In total 4,805 input trees were used as source data for this supertree analysis. Using the supertree software package CLANN 3.0.3b1 [78] three supertree methods were used to reconstruct fungal phylogenies, the average consensus method (AV) [27], the most similar supertree analysis (MSSA) method [21], and matrix representation with parsimony (MRP) [25, 26]. Using CLANN 3.0.3b1, 100 bootstrap resamplings were also carried out on the input data. We tested for the presence of signal within our data using the YAPTP test.

Multigene analysis

All proteins from the genome sequences were compared with FASTP [79] to find orthologous genes via a best bi-directional strategy. The ortholog sets for each pair of species were combined with single-linkage clustering to form multi-gene clusters of orthologs. In order to identify a set of single-copy genes across all organisms, only those clusters with exactly one member per species were considered for further analysis, we located 227 protein families that contain all fungal taxa. To help identify ohnologs and possible paralogs (with reference to the genomes that have undergone a genome duplication) we used the yeast genome browser [80, 81] to filter out genes that have no syntenic evidence. Overall 153 gene families were used for further analysis [see additional file 2]. Individual gene families were aligned, manually edited and concatenated together to yield an alignment with 38,000 amino acid sites. A ML phylogeny was reconstructed for this alignment using the MultiPhyml software. Branch supports were determined via bootstrapping. In an attempt to visualise the degree of phylogenetic conflict within this concatenated alignment a phylogenetic network was generated using the NeighborNet method [82].

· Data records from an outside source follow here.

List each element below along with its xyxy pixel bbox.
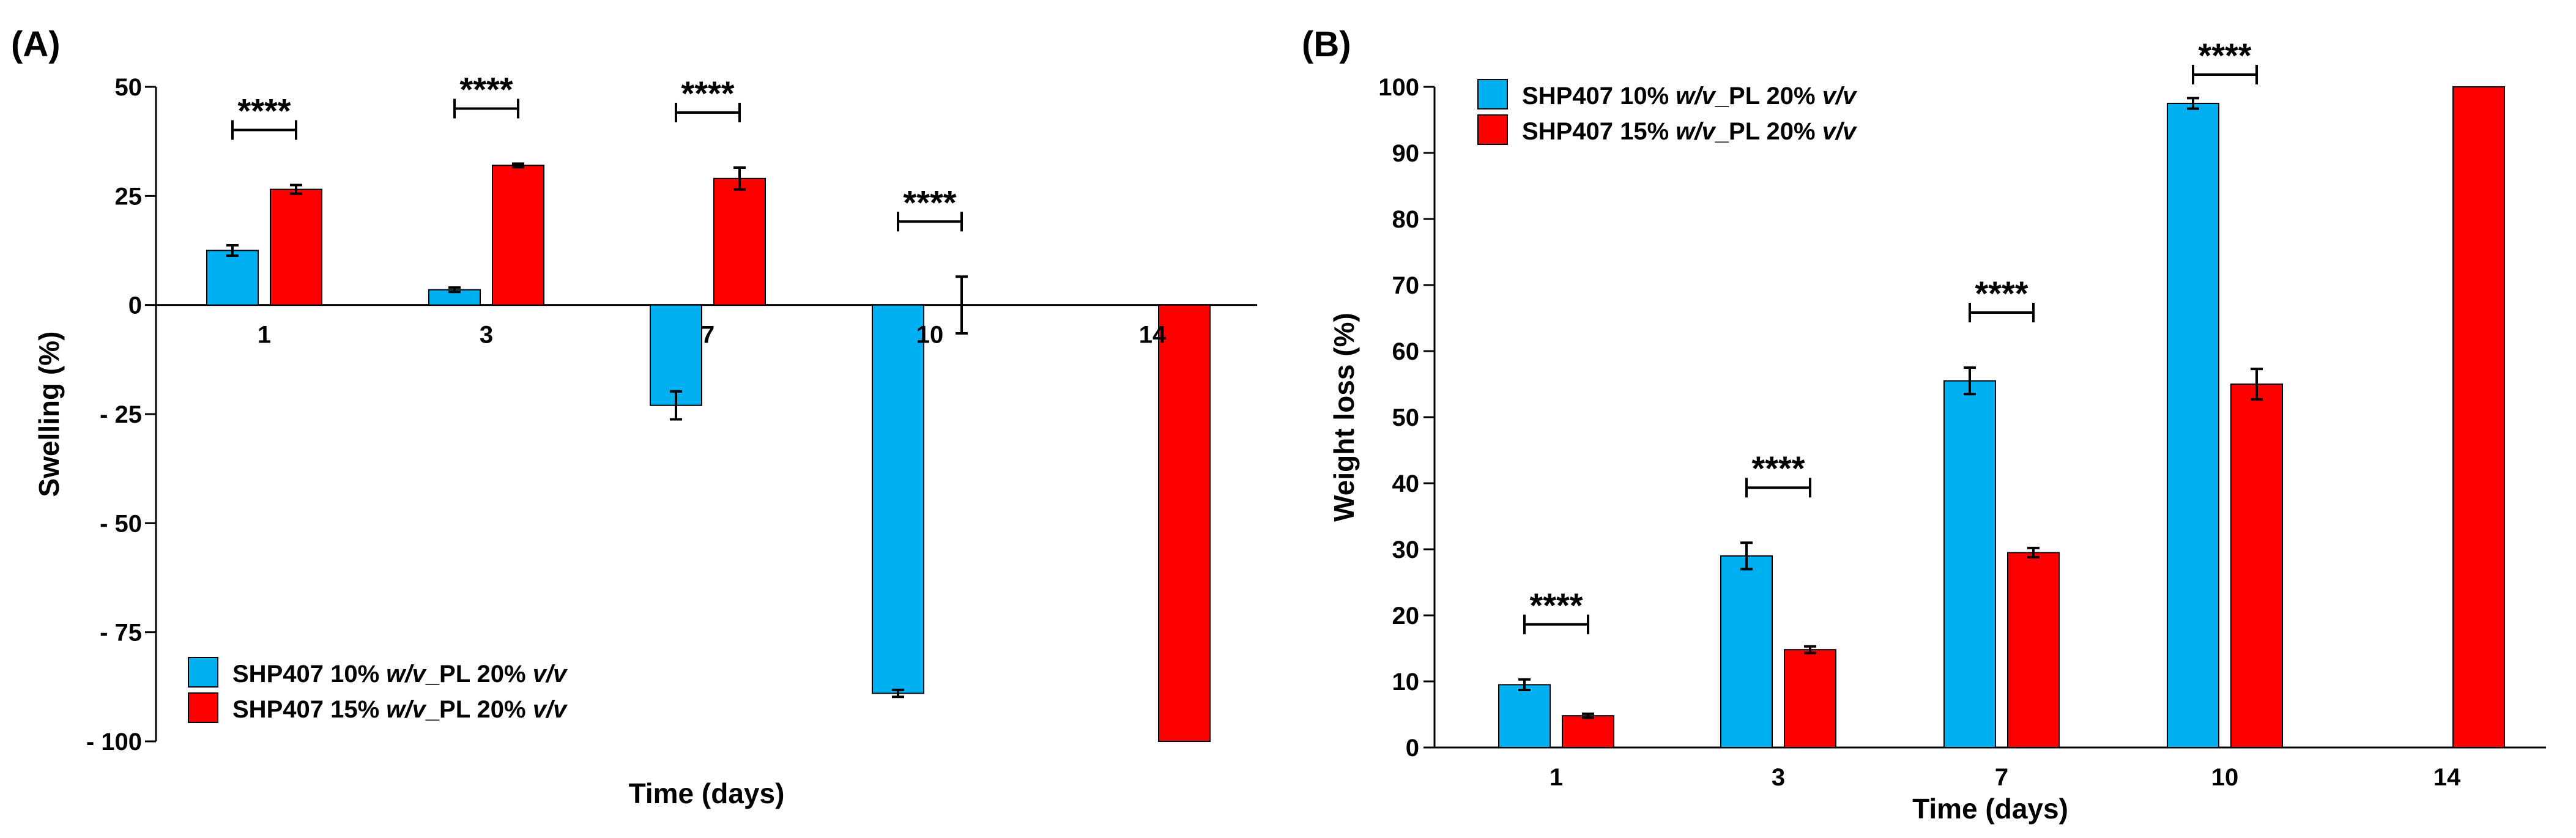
bar-1-day-3 xyxy=(1720,555,1773,748)
significance-label: **** xyxy=(681,74,734,113)
y-axis-title: Weight loss (%) xyxy=(1328,313,1360,522)
x-tick-label-day-14: 14 xyxy=(1139,322,1167,349)
bar-2-day-14 xyxy=(2452,86,2505,748)
x-tick-label-day-7: 7 xyxy=(1995,764,2008,791)
y-tick-label: 80 xyxy=(1392,206,1420,233)
bar-1-day-1 xyxy=(206,250,259,306)
bar-2-day-1 xyxy=(1562,715,1614,749)
panel-b: (B) 0 10 20 30 40 50 60 70 80 90 100 Weight loss (%)… xyxy=(1302,24,2546,825)
legend-label-2: SHP407 15% w/v_PL 20% v/v xyxy=(1522,118,1858,145)
legend-text-part: _PL 20% xyxy=(425,661,533,688)
x-tick-label-day-3: 3 xyxy=(480,322,493,349)
y-tick-label: - 100 xyxy=(86,729,142,755)
legend-italic-unit: v/v xyxy=(533,661,568,688)
significance-label: **** xyxy=(1529,586,1583,625)
legend-italic-unit: w/v xyxy=(386,661,427,688)
y-tick-label: 10 xyxy=(1392,669,1420,695)
y-tick-label: 50 xyxy=(1392,404,1420,431)
legend-text-part: SHP407 10% xyxy=(1522,83,1676,109)
bar-2-day-1 xyxy=(270,188,322,306)
y-tick-label: 100 xyxy=(1378,74,1419,101)
legend-text-part: SHP407 15% xyxy=(232,696,386,723)
y-tick-label: 20 xyxy=(1392,603,1420,629)
y-tick-label: 90 xyxy=(1392,140,1420,167)
x-axis-title: Time (days) xyxy=(629,777,785,809)
legend-label-2: SHP407 15% w/v_PL 20% v/v xyxy=(232,696,568,723)
bar-2-day-3 xyxy=(1784,649,1836,749)
bar-2-day-14 xyxy=(1158,304,1211,742)
y-tick-label: 70 xyxy=(1392,272,1420,299)
y-tick-label: 30 xyxy=(1392,536,1420,563)
y-tick-label: 0 xyxy=(1406,735,1419,762)
y-tick-label: 0 xyxy=(128,292,142,319)
panel-a: (A) 50 25 0 - 25 - 50 - 75 - 100 Swelling (%) Tim… xyxy=(11,24,1257,809)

Investigation of specific clades

CTG clade

The genomes of C. albicans, C. dubliniensis, C. tropicalis, C. parapsilosis, D. hansenii, C. guilliermondii, C. lusitaniae and the outgroup Y. lipolytica were combined to give a CTG specific database. Data for L. elongisporus was retrieved from the NCBI trace database and coding genes were predicted using a reciprocal best BLASTP search against C. albicans. In total 2,146 gene families were longer than 100 amino acids in length, with evolutionary signal, were retained for supertree analysis. ML phylogenies were reconstructed for all gene families as described above, and representative supertrees were reconstructed. A concatenated alignment based on 1,208 genes containing all CTG taxa was created. Alternative splits in the concatenated alignment were found using the NeighborNet method [82], and represented as a phylogenetic network with the SplitsTree software [83]. Using the software package Spectrum [84] we also performed a spectral analysis on this nucleotide alignment.

WGD clade

The WGD clade includes the genomes of S. cerevisiae, S. paradoxus, S. mikatae, S. kudriavzevii, S. bayanus, S. castellii and C. glabrata. K. waltii was selected as an outgroup. For a gene family to be retained, every gene within that family must locate every other family member (and nothing else) in a reciprocal BLASTP search (cutoff E-value of 10-7), be in single copy and contain a minimum of 4 taxa. We found 1,368 single gene families that met our criteria for supertree analysis. ML phylogenies were reconstructed for individual gene families as explained earlier. Phylogeny sets were also generated using Bayesian and distance based methods; [see additional file 4].